Land termed the docks “unpermitted,” meaning that there is no actual Coastal Resources Management Council assent for them to be stored at Rat Island, and he urged the Shellfish Commission to write a letter to the Town Council asking them to “enforce the laws” regarding unpermitted docks so the practice does not continue in the future.

The commission members agreed, adding that the off-season storage of the docks was “impeding on the public interest.” However, the matter, brought up by Land in his harbormaster’s report, was not on the agenda, so it will be taken up again at next month’s meeting.

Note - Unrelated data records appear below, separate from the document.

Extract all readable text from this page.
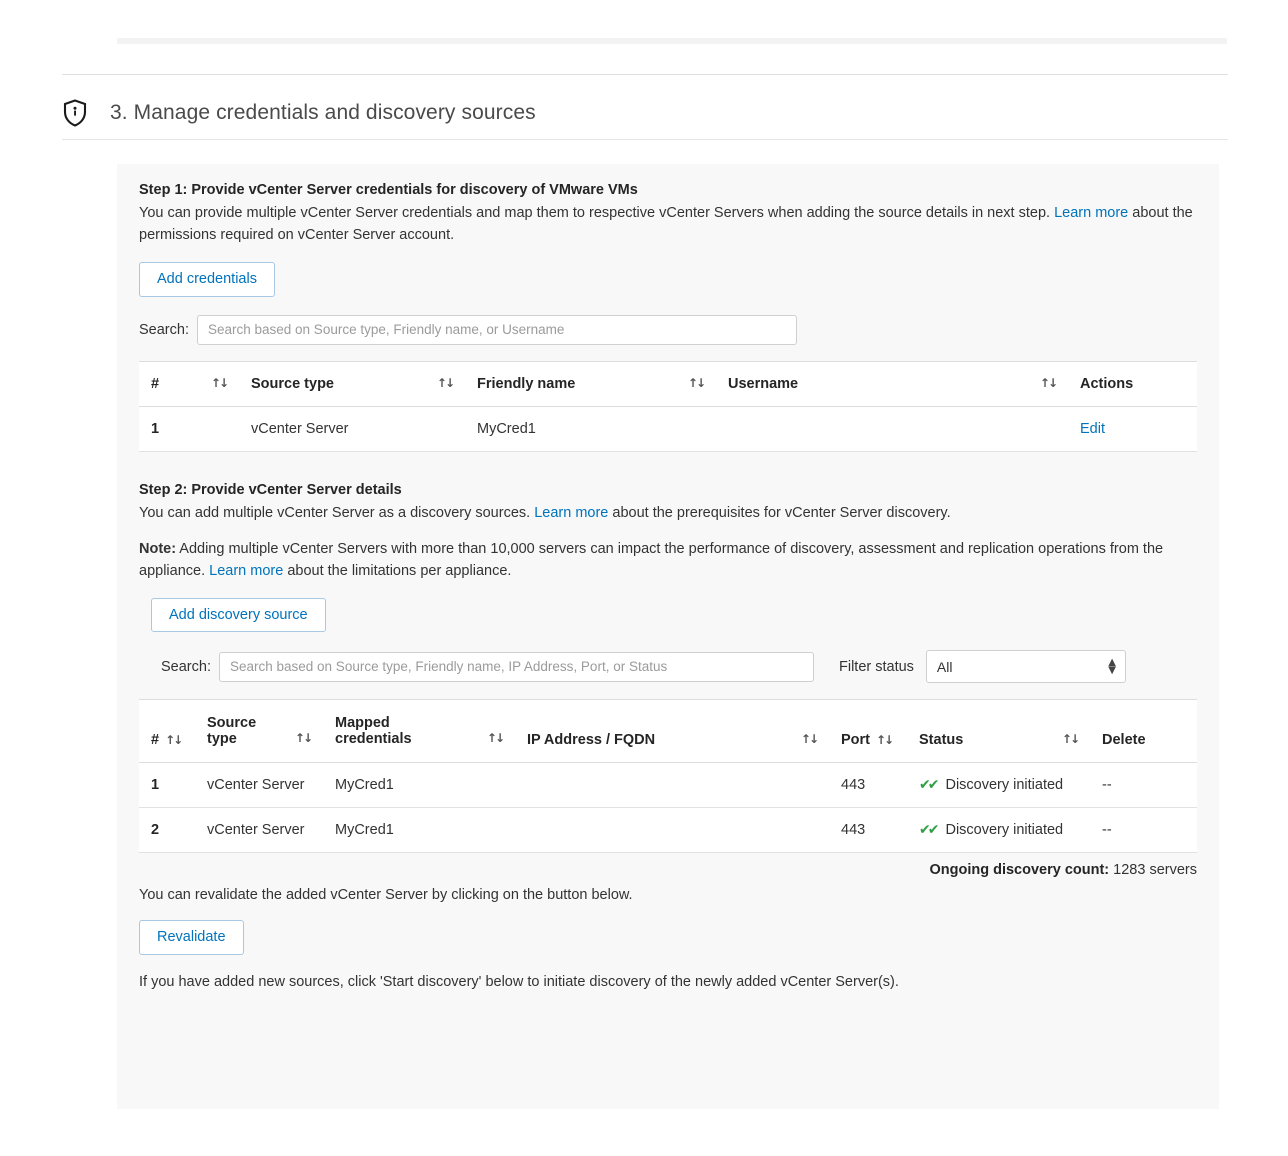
3. Manage credentials and discovery sources
Step 1: Provide vCenter Server credentials for discovery of VMware VMs

You can provide multiple vCenter Server credentials and map them to respective vCenter Servers when adding the source details in next step. Learn more about the permissions required on vCenter Server account.

Add credentials
Search:
Search based on Source type, Friendly name, or Username
# ↑↓	Source type ↑↓	Friendly name ↑↓	Username ↑↓	Actions
1	vCenter Server	MyCred1		Edit
Step 2: Provide vCenter Server details

You can add multiple vCenter Server as a discovery sources. Learn more about the prerequisites for vCenter Server discovery.

Note: Adding multiple vCenter Servers with more than 10,000 servers can impact the performance of discovery, assessment and replication operations from the appliance. Learn more about the limitations per appliance.

Add discovery source
Search:
Search based on Source type, Friendly name, IP Address, Port, or Status	Filter status
All	▲
▼
# ↑↓	Source
type ↑↓	Mapped
credentials ↑↓	IP Address / FQDN ↑↓	Port ↑↓	Status ↑↓	Delete
1	vCenter Server	MyCred1		443	✔✔ Discovery initiated	--
2	vCenter Server	MyCred1		443	✔✔ Discovery initiated	--
Ongoing discovery count: 1283 servers

You can revalidate the added vCenter Server by clicking on the button below.

Revalidate

If you have added new sources, click 'Start discovery' below to initiate discovery of the newly added vCenter Server(s).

As are most town boards, the Shellfish Commission is an advisory committee to the Town Council and they have a couple of other matters for the Council to consider.

The first item needs to go to the town solicitor first and involves the creation of a new ordinance that would prohibit the throwing of fish racks into the waters of the Great Salt Pond and New Harbor. It’s a practice that has been discouraged for years, but in researching the matter, the Harbors Department hasn’t been able to find regulations at the state or local level that actually prohibit it, except for a line in the Old Harbor Dock Policy disallowing the throwing of “offal” into the water.

What to do with the fish racks instead of throwing them into the water is somewhat tricky. Commissioner George Davis suggested putting out totes with lids for the general public to dispose them in, but Land said they would “fill up instantly,” and not only with fish racks as people would also dispose of other garbage in the totes. There is the added problem of smell.

“It’s a nice idea to get them as bait,” said Shellfish Commission Chair Joe Fallon, “but it doesn’t work.” He too noted the tendency of bait barrels to be contaminated with garbage.

“We would freeze them at the Coast Guard Station to use as bait,” said Land, “but the freezer died.” (If anyone has a chest freezer they no longer want, call the Harbors Department.)

Land said there was no need to put a suggested ordinance in “legalese.” Instead, he said Town Solicitor, Kathy Merolla “just wants to know what you want,” and she would adjust the language.

Another item for the Council is the annual task of setting dates for the seasonal closure of three areas of the Great Salt Pond for shell-fishing. The dates are reflective of those the R.I. Department of Environmental Management sets for other areas in the state, but are slightly more stringent. Details of the closing and opening dates will be incorporated into the annual shell- and fin-fishing brochure once the Town Council approves them.

That annual brochure is in the process of being revamped, including a new map of the Great Salt Pond, and this year it will also come with an educational insert on invasive crabs. Davis said he had found a two-sided informational brochure from the CRMC that had good information, and good pictures of the crabs that could be utilized.

“Why not put it on one page, and hand it out with shellfish licenses,” suggested Commissioner Ray Boucher.

Commissioner Wendell Corey suggested laminating some of them to put up at marinas.

Davis, who has been researching the invasive green crab, thought the insert should “tell people what they can do with them,” such as using them in cooking.

Regarding cooking the crabs, Boucher felt that island visitors would be unlikely to do so as they were “only looking for what they can eat that night,” such as the clams they have collected.

So, what to do with them instead? “Eat it or kill it,” was the suggestion. Whether that will be the official slogan of the invasive crab eradication campaign remains to be seen…

Davis, along with shellfish and kelp farmer Catherine Puckett have been voluntarily trapping crabs, and Land asked them how it was going.

“They’re catching more crabs than ever,” said Puckett.

Davis said the traps were attracting both Asian and green crabs.

The Harbors Department owns several crab traps and Land said he, with help from his assistants, could put out additional traps next week.

As Block Island gears up for summer, other activities on the Great Salt Pond will include seeding the pond with full-sized clams in May. Land said those clams, which have been ordered from the mainland, as well as the seed clams for the upweller, were “on track.”

During the week of April 21, Puckett will harvest her first crop of sugar kelp from her lease area in the Great Salt Pond.

At a public hearing held on Thursday, April 4 by the CRMC for a “preliminary determination” on Jon Grant’s proposal for a second sugar-kelp farm in the pond, Dave Beutel, the CRMC’s State Aquaculture Coordinator said Puckett’s kelp was “the best he’s seen” in Rhode Island.